Properties of FIFO and CLOCK cache under general renewal traffic
We extend Che’s approximation to analyze CLOCK cache performance under both IRM and Hyperexponential Renewal request models and address three key properties: (1) IRM always yields well-behaved, convex LRU miss ratio curves; (2) with a fixed inter-arrival time distribution, FIFO performs worse when item popularity is skewed; conversely, (3) CLOCK performs better when item popularity is skewed. We present formal proofs for these properties.
Abstract
Consider two request streams that share the same inter-arrival time distribution: (a) an Independent Reference Model (IRM) traffic, where requests are selected i.i.d. from a skewed (e.g., Zipf-like) item frequency distribution. By construction, the inter-arrival times of such traffic naturally form a hyperexponential distribution. (b) A hyperexponential renewal traffic, constructed by re-sampling the inter-arrival times from the same IAT distribution of the IRM traffic, but assigning items uniformly.

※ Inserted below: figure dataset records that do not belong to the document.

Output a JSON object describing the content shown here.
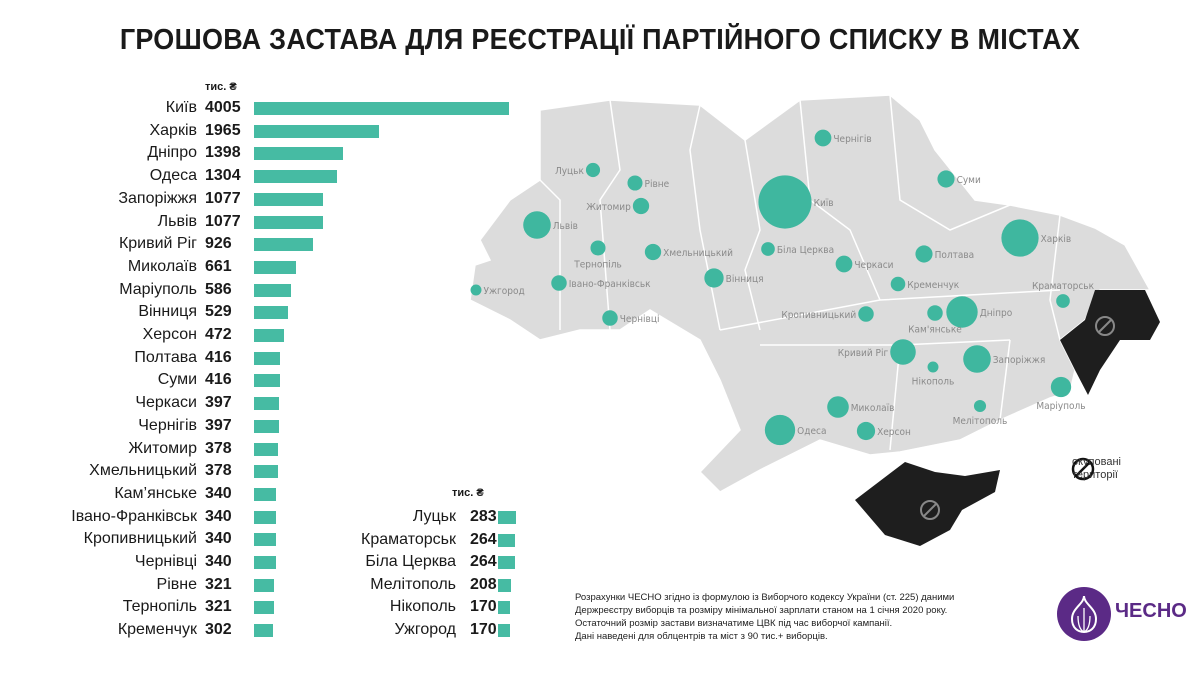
{
  "title": "ГРОШОВА ЗАСТАВА ДЛЯ РЕЄСТРАЦІЇ ПАРТІЙНОГО СПИСКУ В МІСТАХ",
  "chart_data": {
    "type": "bar",
    "orientation": "horizontal",
    "unit": "тис. ₴",
    "categories": [
      "Київ",
      "Харків",
      "Дніпро",
      "Одеса",
      "Запоріжжя",
      "Львів",
      "Кривий Ріг",
      "Миколаїв",
      "Маріуполь",
      "Вінниця",
      "Херсон",
      "Полтава",
      "Суми",
      "Черкаси",
      "Чернігів",
      "Житомир",
      "Хмельницький",
      "Кам’янське",
      "Івано-Франківськ",
      "Кропивницький",
      "Чернівці",
      "Рівне",
      "Тернопіль",
      "Кременчук",
      "Луцьк",
      "Краматорськ",
      "Біла Церква",
      "Мелітополь",
      "Нікополь",
      "Ужгород"
    ],
    "values": [
      4005,
      1965,
      1398,
      1304,
      1077,
      1077,
      926,
      661,
      586,
      529,
      472,
      416,
      416,
      397,
      397,
      378,
      378,
      340,
      340,
      340,
      340,
      321,
      321,
      302,
      283,
      264,
      264,
      208,
      170,
      170
    ],
    "bar_color": "#46bba3",
    "grid": false
  },
  "map": {
    "labels": {
      "Кам’янське": "Кам'янське"
    },
    "region_color": "#dcdcdc",
    "occupied_color": "#1e1e1e",
    "legend": [
      "окуповані",
      "території"
    ]
  },
  "note": [
    "Розрахунки ЧЕСНО згідно із формулою із Виборчого кодексу України (ст. 225) даними",
    "Держреєстру виборців та розміру мінімальної зарплати станом на 1 січня 2020 року.",
    "Остаточний розмір застави визначатиме ЦВК під час виборчої кампанії.",
    "Дані наведені для облцентрів та міст з 90 тис.+ виборців."
  ],
  "logo": {
    "text": "ЧЕСНО",
    "color": "#5b2a86"
  }
}
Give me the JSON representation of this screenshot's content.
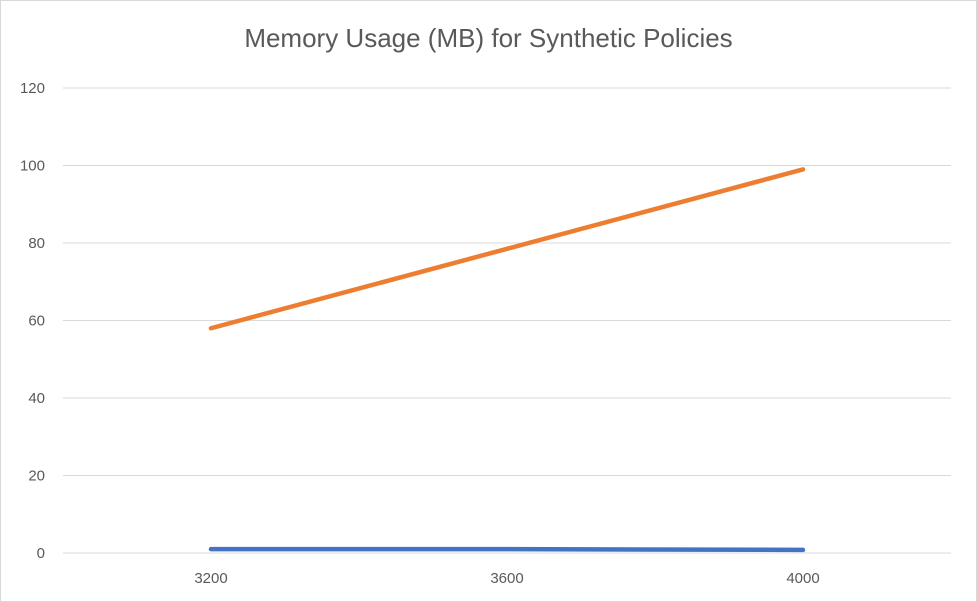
{
  "chart_data": {
    "type": "line",
    "title": "Memory Usage (MB) for Synthetic Policies",
    "xlabel": "",
    "ylabel": "",
    "categories": [
      "3200",
      "3600",
      "4000"
    ],
    "ylim": [
      0,
      120
    ],
    "yticks": [
      0,
      20,
      40,
      60,
      80,
      100,
      120
    ],
    "grid": true,
    "legend": "none",
    "series": [
      {
        "color": "#ED7D31",
        "values": [
          58,
          78.5,
          99
        ]
      },
      {
        "color": "#4472C4",
        "values": [
          1,
          1,
          0.8
        ]
      }
    ]
  }
}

We extend Che’s approximation to analyze CLOCK cache performance under both request models and address three key properties: (1) IRM always yields well-behaved, convex LRU miss ratio curves; (2) with a fixed inter-arrival time distribution, FIFO performs worse when item popularity is skewed; conversely, (3) CLOCK performs better when item popularity is skewed. We present formal proofs for these properties.
These results explain why CLOCK outperforms LRU on certain workloads and why FIFO outperforms RANDOM in real workloads. More importantly, they suggest that neither IRM alone nor renewal models alone are sufficient to model non-LRU/non-LFU cache performance. Both skewness in item popularity (frequency) and the IAT distribution are essential.
We propose a practical two-dimensional analytical model for real workload analysis, combining frequency- based workload decomposition with recency-based modeling for each substream. We demonstrate that this approach accurately predicts FIFO and CLOCK cache performance for real-world workloads from the CloudPhysics corpus.